A Practical SAMR + AI Framework for Instructional Design

A Practical SAMR + AI Framework for Instructional Design

EDUCAUSE Review
EDUCAUSE ReviewApr 30, 2026

Why It Matters

The framework gives educators a practical roadmap to harness AI’s potential without diluting learning outcomes, a critical capability as AI reshapes higher‑education instruction.

Key Takeaways

  • Only 22% of students currently use GenAI for discipline‑specific skills
  • SAMR + AI Matrix aligns technology impact with Bloom’s cognitive levels
  • Five‑step framework guides reflective redesign, integration, and active engagement
  • Prompt templates enable rapid generation of AI‑enhanced assignment ideas

Pulse Analysis

Generative AI is rapidly entering classrooms, but its promise is double‑edged.
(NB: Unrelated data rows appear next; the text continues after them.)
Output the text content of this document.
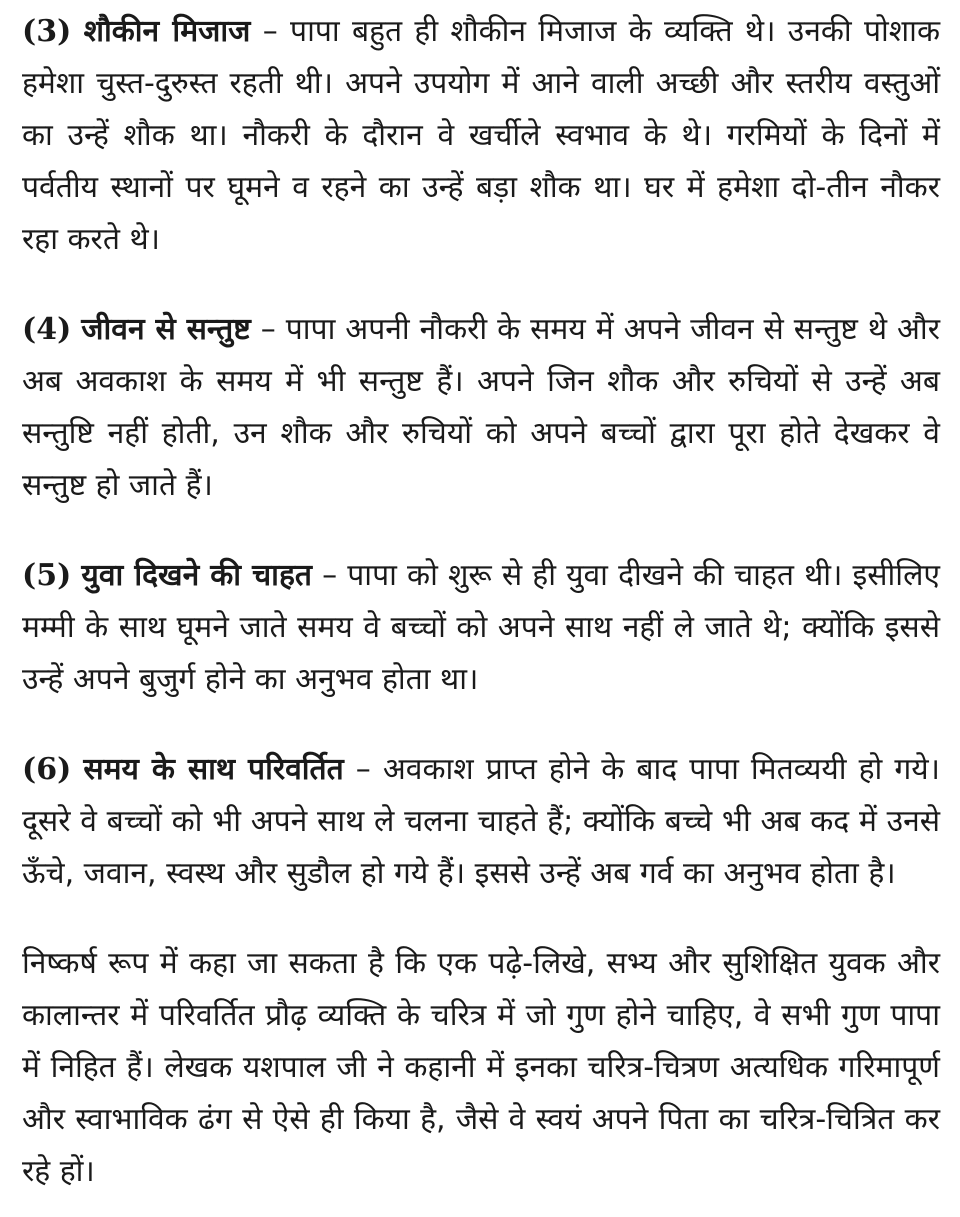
(3) शौकीन मिजाज – पापा बहुत ही शौकीन मिजाज के व्यक्ति थे। उनकी पोशाक हमेशा चुस्त-दुरुस्त रहती थी। अपने उपयोग में आने वाली अच्छी और स्तरीय वस्तुओं का उन्हें शौक था। नौकरी के दौरान वे खर्चीले स्वभाव के थे। गरमियों के दिनों में पर्वतीय स्थानों पर घूमने व रहने का उन्हें बड़ा शौक था। घर में हमेशा दो-तीन नौकर रहा करते थे।

(4) जीवन से सन्तुष्ट – पापा अपनी नौकरी के समय में अपने जीवन से सन्तुष्ट थे और अब अवकाश के समय में भी सन्तुष्ट हैं। अपने जिन शौक और रुचियों से उन्हें अब सन्तुष्टि नहीं होती, उन शौक और रुचियों को अपने बच्चों द्वारा पूरा होते देखकर वे सन्तुष्ट हो जाते हैं।

(5) युवा दिखने की चाहत – पापा को शुरू से ही युवा दीखने की चाहत थी। इसीलिए मम्मी के साथ घूमने जाते समय वे बच्चों को अपने साथ नहीं ले जाते थे; क्योंकि इससे उन्हें अपने बुजुर्ग होने का अनुभव होता था।

(6) समय के साथ परिवर्तित – अवकाश प्राप्त होने के बाद पापा मितव्ययी हो गये। दूसरे वे बच्चों को भी अपने साथ ले चलना चाहते हैं; क्योंकि बच्चे भी अब कद में उनसे ऊँचे, जवान, स्वस्थ और सुडौल हो गये हैं। इससे उन्हें अब गर्व का अनुभव होता है।

निष्कर्ष रूप में कहा जा सकता है कि एक पढ़े-लिखे, सभ्य और सुशिक्षित युवक और कालान्तर में परिवर्तित प्रौढ़ व्यक्ति के चरित्र में जो गुण होने चाहिए, वे सभी गुण पापा में निहित हैं। लेखक यशपाल जी ने कहानी में इनका चरित्र-चित्रण अत्यधिक गरिमापूर्ण और स्वाभाविक ढंग से ऐसे ही किया है, जैसे वे स्वयं अपने पिता का चरित्र-चित्रित कर रहे हों।
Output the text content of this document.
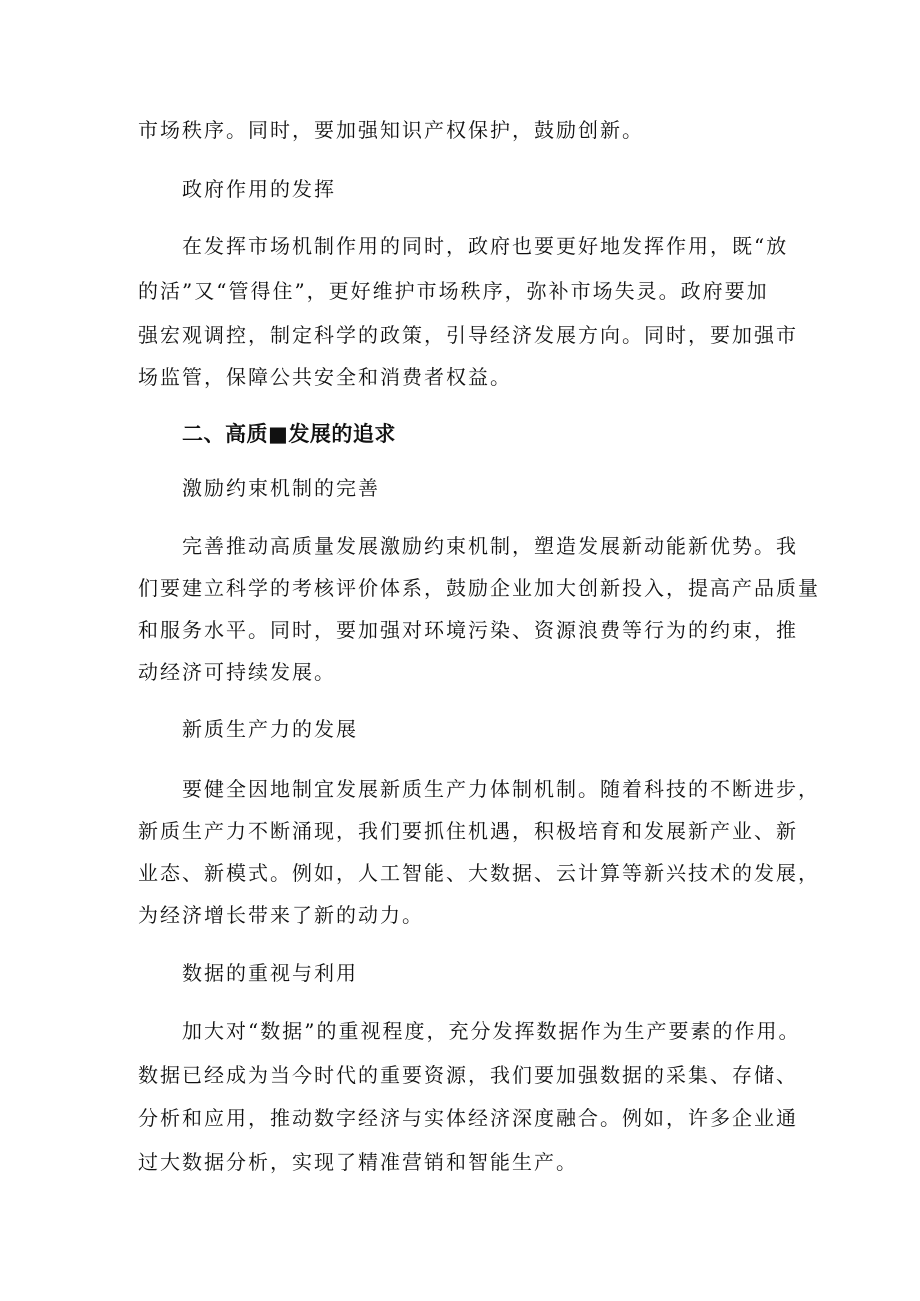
市场秩序。同时，要加强知识产权保护，鼓励创新。
政府作用的发挥
在发挥市场机制作用的同时，政府也要更好地发挥作用，既“放
的活”又“管得住”，更好维护市场秩序，弥补市场失灵。政府要加
强宏观调控，制定科学的政策，引导经济发展方向。同时，要加强市
场监管，保障公共安全和消费者权益。
二、高质■发展的追求
激励约束机制的完善
完善推动高质量发展激励约束机制，塑造发展新动能新优势。我
们要建立科学的考核评价体系，鼓励企业加大创新投入，提高产品质量
和服务水平。同时，要加强对环境污染、资源浪费等行为的约束，推
动经济可持续发展。
新质生产力的发展
要健全因地制宜发展新质生产力体制机制。随着科技的不断进步，
新质生产力不断涌现，我们要抓住机遇，积极培育和发展新产业、新
业态、新模式。例如，人工智能、大数据、云计算等新兴技术的发展，
为经济增长带来了新的动力。
数据的重视与利用
加大对“数据”的重视程度，充分发挥数据作为生产要素的作用。
数据已经成为当今时代的重要资源，我们要加强数据的采集、存储、
分析和应用，推动数字经济与实体经济深度融合。例如，许多企业通
过大数据分析，实现了精准营销和智能生产。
While tools like ChatGPT can produce essays, code, and visualizations in seconds, they also threaten to erode the very cognitive work educators aim to develop. Institutions report a stark gap: the 2025 EDUCAUSE AI Landscape Study shows just 22% of students apply GenAI to acquire workforce‑relevant skills, even though most schools prioritize its use. This mismatch signals a need for deliberate design rather than ad‑hoc adoption, prompting scholars to seek frameworks that preserve critical thinking while leveraging AI’s efficiency.

Enter the SAMR + AI Matrix, which fuses the four‑tier SAMR model—Substitution, Augmentation, Modification, Redefinition—with Bloom’s hierarchy of cognitive demand. By positioning AI actions on this grid, instructors can see whether a tool merely replaces a textbook (Substitution) or enables entirely new learning experiences (Redefinition). The accompanying five‑step process walks educators through self‑assessment, selection of a high‑impact assignment, mapping to Bloom’s level, purposeful AI integration via ready‑made prompts, and verification of active cognitive engagement. This structured approach transforms AI from a shortcut into a catalyst for deeper analysis, evaluation, and creation.

Practically, the framework empowers faculty to start small—reworking a single research paper or lab report—while maintaining academic rigor. Prompt templates streamline the generation of AI‑enhanced tasks, ensuring consistency and saving time. Moreover, the emphasis on student evaluation of AI output cultivates meta‑cognitive skills essential for navigating imperfect, “narrow” AI systems. As higher education grapples with scaling AI responsibly, the SAMR + AI Matrix offers a scalable, evidence‑based pathway to integrate technology without sacrificing learning quality.